The U.S. Court of Appeals for the 5th Circuit on Monday night rejected BP’s argument that a court-appointed claims administrator had misconstrued the terms of a settlement. BP had argued the administrator had ordered it to pay damages to undeserving businesses claiming losses that had no connection to the oil spill.
Instead, the court said in a 2 to 1 ruling, the claims administrator was simply following guidelines BP had agreed to in a settlement reached with a wide variety of plaintiffs in 2012.
“The Settlement Agreement contained many compromises. One of them was to provide in only a limited way for connecting the claim to the cause,” the court said. “The claims administrator, parties, and district court can resolve real examples of implausible claims as they resolve other questions that arise in the handling of specific claims.”
BP had contested that business claims for damages had to assert links to the oil spill and that the claims administrator had failed to insist on that. But the court said, “We do not agree that we should order the claims administrator to perform that gatekeeping function.”
Two leading lawyers on the plaintiffs’ steering committee, Steve Herman and Jim Roy, said, “Today’s ruling makes clear that BP can’t rewrite the deal it agreed to.”
Geoff Morrell, BP spokesman and senior vice president, said the company “disagrees” with the decision.

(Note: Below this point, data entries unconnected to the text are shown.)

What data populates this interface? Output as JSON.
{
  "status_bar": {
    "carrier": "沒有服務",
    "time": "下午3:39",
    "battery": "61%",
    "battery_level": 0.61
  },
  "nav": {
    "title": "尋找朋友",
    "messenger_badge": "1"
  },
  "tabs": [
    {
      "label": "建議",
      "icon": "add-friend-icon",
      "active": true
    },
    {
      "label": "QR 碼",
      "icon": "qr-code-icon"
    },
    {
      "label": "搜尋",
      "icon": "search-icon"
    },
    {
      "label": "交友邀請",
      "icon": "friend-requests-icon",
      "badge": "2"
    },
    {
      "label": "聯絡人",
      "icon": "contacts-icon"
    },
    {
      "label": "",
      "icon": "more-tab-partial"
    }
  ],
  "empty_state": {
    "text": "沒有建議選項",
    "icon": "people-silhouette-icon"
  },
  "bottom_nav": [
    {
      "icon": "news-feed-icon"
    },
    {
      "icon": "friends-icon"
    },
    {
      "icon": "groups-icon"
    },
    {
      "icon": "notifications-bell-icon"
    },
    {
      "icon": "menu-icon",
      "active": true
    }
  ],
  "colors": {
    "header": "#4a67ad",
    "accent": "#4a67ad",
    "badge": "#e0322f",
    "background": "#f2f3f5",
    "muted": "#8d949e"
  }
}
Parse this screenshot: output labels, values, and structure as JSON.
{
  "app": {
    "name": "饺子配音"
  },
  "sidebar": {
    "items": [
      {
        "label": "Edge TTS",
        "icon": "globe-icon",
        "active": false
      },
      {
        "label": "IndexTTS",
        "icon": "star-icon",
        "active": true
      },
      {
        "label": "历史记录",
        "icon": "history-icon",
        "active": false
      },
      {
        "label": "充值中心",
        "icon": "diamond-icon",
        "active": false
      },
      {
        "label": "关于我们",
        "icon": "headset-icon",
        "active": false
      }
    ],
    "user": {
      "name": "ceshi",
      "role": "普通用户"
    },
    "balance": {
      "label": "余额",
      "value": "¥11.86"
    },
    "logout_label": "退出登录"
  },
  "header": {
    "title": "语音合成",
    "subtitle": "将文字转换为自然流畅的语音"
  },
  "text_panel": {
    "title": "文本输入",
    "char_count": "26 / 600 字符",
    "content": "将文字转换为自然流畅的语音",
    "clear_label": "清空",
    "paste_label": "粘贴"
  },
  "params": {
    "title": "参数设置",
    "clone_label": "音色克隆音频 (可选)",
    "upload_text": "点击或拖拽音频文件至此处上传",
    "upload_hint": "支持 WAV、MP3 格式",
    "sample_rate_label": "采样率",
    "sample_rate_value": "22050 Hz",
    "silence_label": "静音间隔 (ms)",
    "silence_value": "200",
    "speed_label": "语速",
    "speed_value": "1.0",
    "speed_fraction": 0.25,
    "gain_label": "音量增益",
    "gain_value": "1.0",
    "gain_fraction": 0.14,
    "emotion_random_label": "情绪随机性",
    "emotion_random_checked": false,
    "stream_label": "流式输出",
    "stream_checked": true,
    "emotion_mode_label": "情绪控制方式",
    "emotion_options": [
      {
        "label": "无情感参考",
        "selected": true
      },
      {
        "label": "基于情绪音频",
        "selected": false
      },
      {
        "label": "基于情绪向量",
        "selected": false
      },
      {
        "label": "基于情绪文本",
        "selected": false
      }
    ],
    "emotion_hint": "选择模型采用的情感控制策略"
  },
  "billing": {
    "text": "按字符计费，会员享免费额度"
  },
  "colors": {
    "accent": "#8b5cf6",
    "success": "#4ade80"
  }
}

“BP had asked the court to prevent payments to business economic loss [BEL] claimants whose alleged injuries are not traceable to the Deepwater Horizon accident and oil spill,” Morrell said. “BP believes that such BEL claimants are not proper class members under the terms of the settlement and is considering its appellate options.”
BP is trying to limit the cost of the settlement reached in late 2012. At the time, BP estimated that the deal would cost the company $7.8 billion, although it now says the price tag could reach $9.2 billion. The company has waged an aggressive campaign through lobbying, diplomacy and full-page newspaper ads highlighting what it sees as injustices in the claims process. The company has declined to say how much it has spent on the campaign.
“The settlement agreement does not require a claimant to submit evidence that the claim arose as a result of the oil spill,” Circuit Judge Leslie Southwick wrote for the majority.
Terms of the settlement “are not as protective of BP’s present concerns as might have been achievable, but they are the protections that were accepted by the parties and approved by the district court,” the judge added.